[PATCH] combined wordlist a.k.a. single list

Greg Louis glouis at dynamicro.on.ca
Mon Jun 2 20:22:29 CEST 2003


On 20030602 (Mon) at 1046:22 -0700, Malcolm Dew-Jones wrote:
> 
> 
> 
> On Mon, 2 Jun 2003, Greg Louis wrote:
> 
> > On 20030601 (Sun) at 2131:55 -0700, Malcolm Dew-Jones wrote:
> > > 
> > > 
> > > My question/observation is this. 
> > > 
> > > 
> > > The size of the files in the new versions are what is my biggest concern. 
> > 
> > Why?  You need less disk space with one wordlist than with two.  
> 
> Maybe, maybe not.
> 
> A simple example
> 
> 	list 1
> 		word-1 counta
> 		word-2 counta
> 
> 	list 2
> 		word-3 countb
> 		word-4 countb
> 
> 	combined list
> 		word-1 counta countb
> 		word-2 counta countb
> 		word-3 counta countb 
> 		word-4 counta countb
> 
> My trivial example looks like it would be larger when combined.  It
> depends on the overlap of words in the lists.  Because my real lists are
> not the same size I know that at least one list must have a bunch of words
> that aren't in both files. 

You haven't considered the indexing overhead involved in keeping two
separate databases, but I understand the point.

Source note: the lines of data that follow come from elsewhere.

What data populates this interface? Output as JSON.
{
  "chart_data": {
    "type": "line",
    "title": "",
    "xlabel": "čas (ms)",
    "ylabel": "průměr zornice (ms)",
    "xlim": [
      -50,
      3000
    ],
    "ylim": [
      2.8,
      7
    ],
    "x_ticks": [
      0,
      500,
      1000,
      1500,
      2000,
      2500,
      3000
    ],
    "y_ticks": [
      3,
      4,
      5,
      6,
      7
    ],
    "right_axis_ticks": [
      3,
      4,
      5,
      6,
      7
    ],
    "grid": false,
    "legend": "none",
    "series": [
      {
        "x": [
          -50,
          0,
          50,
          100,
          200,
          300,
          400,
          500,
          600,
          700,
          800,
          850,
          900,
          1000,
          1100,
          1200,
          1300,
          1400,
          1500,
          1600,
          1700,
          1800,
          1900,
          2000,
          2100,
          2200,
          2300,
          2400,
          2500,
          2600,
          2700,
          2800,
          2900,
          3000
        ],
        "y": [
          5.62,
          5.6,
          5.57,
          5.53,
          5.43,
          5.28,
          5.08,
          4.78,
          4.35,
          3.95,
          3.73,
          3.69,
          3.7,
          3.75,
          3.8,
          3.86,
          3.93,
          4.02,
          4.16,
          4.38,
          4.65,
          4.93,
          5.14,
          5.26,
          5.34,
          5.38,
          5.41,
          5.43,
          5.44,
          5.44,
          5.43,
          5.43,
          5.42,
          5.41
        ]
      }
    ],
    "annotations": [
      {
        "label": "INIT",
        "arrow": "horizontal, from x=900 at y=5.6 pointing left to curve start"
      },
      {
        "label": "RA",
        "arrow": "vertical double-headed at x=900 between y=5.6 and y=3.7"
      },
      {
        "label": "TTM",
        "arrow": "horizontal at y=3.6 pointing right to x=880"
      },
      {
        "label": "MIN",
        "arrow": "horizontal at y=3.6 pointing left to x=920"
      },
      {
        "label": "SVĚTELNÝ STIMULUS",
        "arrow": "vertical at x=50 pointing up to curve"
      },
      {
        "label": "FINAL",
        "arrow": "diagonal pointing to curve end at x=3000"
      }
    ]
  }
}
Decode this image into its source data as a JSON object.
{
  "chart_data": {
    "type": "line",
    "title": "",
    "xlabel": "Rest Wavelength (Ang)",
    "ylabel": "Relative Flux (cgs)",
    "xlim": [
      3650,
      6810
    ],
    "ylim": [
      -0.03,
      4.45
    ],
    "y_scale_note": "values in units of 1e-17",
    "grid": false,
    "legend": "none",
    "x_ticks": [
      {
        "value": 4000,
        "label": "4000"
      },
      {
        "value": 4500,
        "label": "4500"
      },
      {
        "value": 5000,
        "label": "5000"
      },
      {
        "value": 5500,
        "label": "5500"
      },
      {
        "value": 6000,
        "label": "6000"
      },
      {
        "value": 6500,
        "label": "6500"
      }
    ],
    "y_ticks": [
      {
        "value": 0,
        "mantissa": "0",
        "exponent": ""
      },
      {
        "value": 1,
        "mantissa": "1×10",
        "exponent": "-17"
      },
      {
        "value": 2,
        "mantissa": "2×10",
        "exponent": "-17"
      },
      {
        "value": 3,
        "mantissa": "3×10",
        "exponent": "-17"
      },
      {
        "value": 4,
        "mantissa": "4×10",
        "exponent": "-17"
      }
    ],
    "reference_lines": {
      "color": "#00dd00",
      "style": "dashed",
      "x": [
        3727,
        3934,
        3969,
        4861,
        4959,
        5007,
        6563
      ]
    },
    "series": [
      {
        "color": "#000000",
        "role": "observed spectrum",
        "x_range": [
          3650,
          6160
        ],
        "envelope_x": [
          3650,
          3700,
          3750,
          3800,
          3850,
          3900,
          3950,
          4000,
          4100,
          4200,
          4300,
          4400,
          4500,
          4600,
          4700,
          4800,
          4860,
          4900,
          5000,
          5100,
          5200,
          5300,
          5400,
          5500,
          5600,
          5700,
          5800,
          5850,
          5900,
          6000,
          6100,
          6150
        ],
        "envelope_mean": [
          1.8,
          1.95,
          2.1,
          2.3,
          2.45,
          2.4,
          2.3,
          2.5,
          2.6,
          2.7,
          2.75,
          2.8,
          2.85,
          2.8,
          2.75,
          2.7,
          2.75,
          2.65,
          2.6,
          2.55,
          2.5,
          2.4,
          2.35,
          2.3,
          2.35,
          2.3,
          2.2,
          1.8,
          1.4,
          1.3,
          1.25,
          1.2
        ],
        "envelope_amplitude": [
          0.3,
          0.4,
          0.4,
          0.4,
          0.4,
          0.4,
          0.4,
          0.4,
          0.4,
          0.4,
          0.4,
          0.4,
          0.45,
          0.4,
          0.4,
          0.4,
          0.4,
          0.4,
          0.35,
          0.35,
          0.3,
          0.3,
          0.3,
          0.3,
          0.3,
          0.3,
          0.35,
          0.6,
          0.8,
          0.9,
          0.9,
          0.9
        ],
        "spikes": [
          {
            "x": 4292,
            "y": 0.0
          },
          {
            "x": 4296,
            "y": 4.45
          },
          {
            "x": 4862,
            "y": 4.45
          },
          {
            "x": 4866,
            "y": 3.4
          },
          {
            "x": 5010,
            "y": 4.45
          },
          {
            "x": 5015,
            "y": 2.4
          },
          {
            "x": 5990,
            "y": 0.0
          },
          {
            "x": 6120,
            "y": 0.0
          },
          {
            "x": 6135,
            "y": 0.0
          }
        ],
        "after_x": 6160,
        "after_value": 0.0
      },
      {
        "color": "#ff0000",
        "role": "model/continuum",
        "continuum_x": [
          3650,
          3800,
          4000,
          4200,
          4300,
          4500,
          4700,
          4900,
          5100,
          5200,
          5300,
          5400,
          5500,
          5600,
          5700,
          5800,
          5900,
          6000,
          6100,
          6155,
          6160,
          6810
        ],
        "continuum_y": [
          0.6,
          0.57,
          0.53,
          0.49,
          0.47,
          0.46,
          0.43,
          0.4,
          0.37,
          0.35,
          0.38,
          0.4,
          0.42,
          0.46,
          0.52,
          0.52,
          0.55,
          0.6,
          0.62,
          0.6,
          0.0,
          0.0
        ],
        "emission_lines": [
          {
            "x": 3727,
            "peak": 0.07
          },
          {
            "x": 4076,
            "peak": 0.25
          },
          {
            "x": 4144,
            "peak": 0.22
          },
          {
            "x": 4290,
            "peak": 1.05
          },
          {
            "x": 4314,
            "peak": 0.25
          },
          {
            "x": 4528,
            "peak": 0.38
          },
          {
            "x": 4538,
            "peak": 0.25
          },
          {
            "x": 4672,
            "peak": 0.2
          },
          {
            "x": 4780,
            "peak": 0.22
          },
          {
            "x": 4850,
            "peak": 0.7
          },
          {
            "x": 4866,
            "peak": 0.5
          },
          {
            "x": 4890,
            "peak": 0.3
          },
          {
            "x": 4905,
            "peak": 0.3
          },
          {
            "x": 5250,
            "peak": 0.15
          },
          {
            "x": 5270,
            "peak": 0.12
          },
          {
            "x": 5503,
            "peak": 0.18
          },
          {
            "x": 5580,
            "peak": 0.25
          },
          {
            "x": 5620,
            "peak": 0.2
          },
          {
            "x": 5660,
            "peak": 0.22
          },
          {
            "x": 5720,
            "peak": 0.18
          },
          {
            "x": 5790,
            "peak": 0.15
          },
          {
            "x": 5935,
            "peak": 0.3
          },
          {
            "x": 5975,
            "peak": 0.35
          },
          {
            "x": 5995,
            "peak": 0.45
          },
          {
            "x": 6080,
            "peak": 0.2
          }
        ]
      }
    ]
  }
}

> However, other feedback including your own below suggests this is not a
> problem in practise, so fine.
> 
> 
> > either; disk space is cheap these days, and the overhead of decoding
> > might offset any lookup time saved by having slightly smaller records. 
> 
> I am not worried about speed, only space.  With bogofilter.11.2, our
> goodlist.db file is more than 600 Megs in size and has about 12 million
> entries.  The files just become less practical to manipulate as they get
> larger.

Hm.  Your goodlist packs 21 times the tokens I've got into 55 times the
space.  It might take a while, but I would like to suggest that you try

for l in spam good; do
    bogoutil -d ${l}list.db | bogoutil -l ${l}list.new
    db_verify ${l}list.new
done

and see whether the .new files are a whole lot smaller than the
originals.  They might well be just over half the size, and work as
well as the big ones.  That's been my experience: loading a Berkeley db
in b-tree mode with pre-sorted records saves almost half the space
needed to load it with records at random.